PHP read Japanese character, transform Japanese kanji into readable form


I'm not sure if PHP is capable of this but,

I've got Japanese kanji characters 『漢字』being displayed. I'd like php (or some language) to read this character and display how to read it (either in katakana「かんじ」or romaji「kanji」)

This way I will be able to display characters like this.

kanji
かんじ
漢字

Basically, add furigana to kanji (how to read the character).


Solution

  • This is not a trivial problem.

    Consider the problems that will arise from verb conjugations (送りがな) as well as 音読み and 訓読み. How does PHP know the difference in reading between '食' in '食事' and '食べる'?

    You need a morphological analyzer for this, such as mecab.

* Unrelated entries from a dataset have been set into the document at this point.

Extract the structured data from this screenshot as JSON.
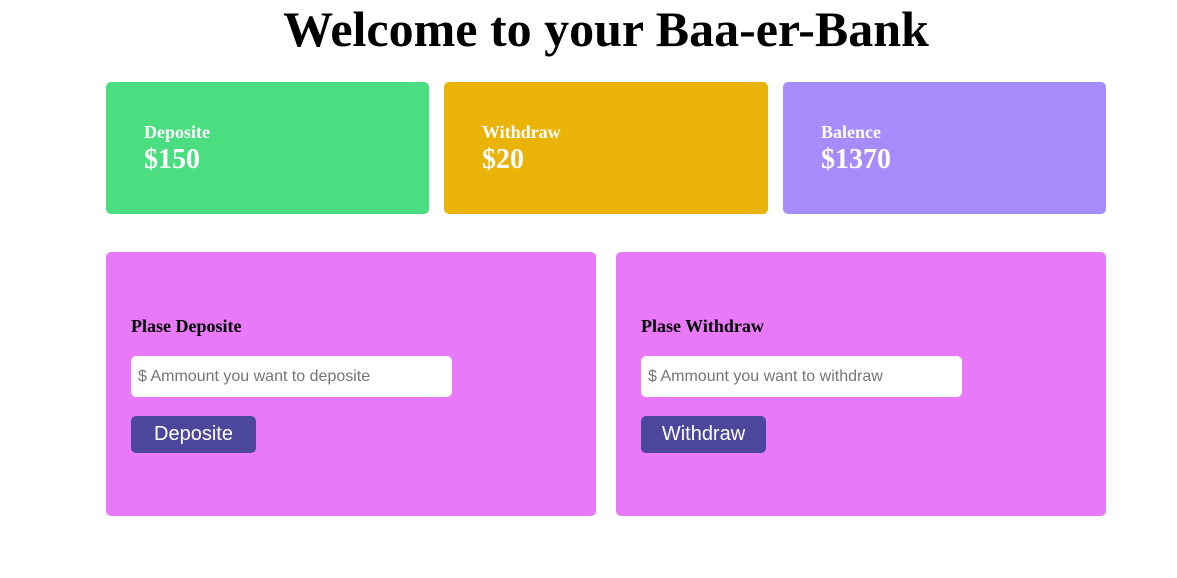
{
  "page": {
    "title": "Welcome to your Baa-er-Bank"
  },
  "stats": [
    {
      "label": "Deposite",
      "value": "$150",
      "color": "#4ade80"
    },
    {
      "label": "Withdraw",
      "value": "$20",
      "color": "#eab308"
    },
    {
      "label": "Balence",
      "value": "$1370",
      "color": "#a78bfa"
    }
  ],
  "deposit_form": {
    "heading": "Plase Deposite",
    "input_value": "",
    "placeholder": "$ Ammount you want to deposite",
    "button_label": "Deposite"
  },
  "withdraw_form": {
    "heading": "Plase Withdraw",
    "input_value": "",
    "placeholder": "$ Ammount you want to withdraw",
    "button_label": "Withdraw"
  },
  "colors": {
    "form_card_bg": "#e879f9",
    "button_bg": "#4c479c",
    "stat_text": "#ffffff"
  }
}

    If you install mecab on your server, you can call it from php via exec.

    $key='漢字';
    $phonetic=exec( 'echo '.$key.' | mecab  -O yomi');
    

    *note that yomi allows for phonetic reading to be displayed in katakana

    To prevent encoding issues, you might want to run something like putenv('LANG=en_US.UTF-8'); prior to the exec so that the stdout is not garbled when stored in a variable in php.

    Even something like mecab cannot give you 100% accuracy due to the complex nature of Japanese sentences.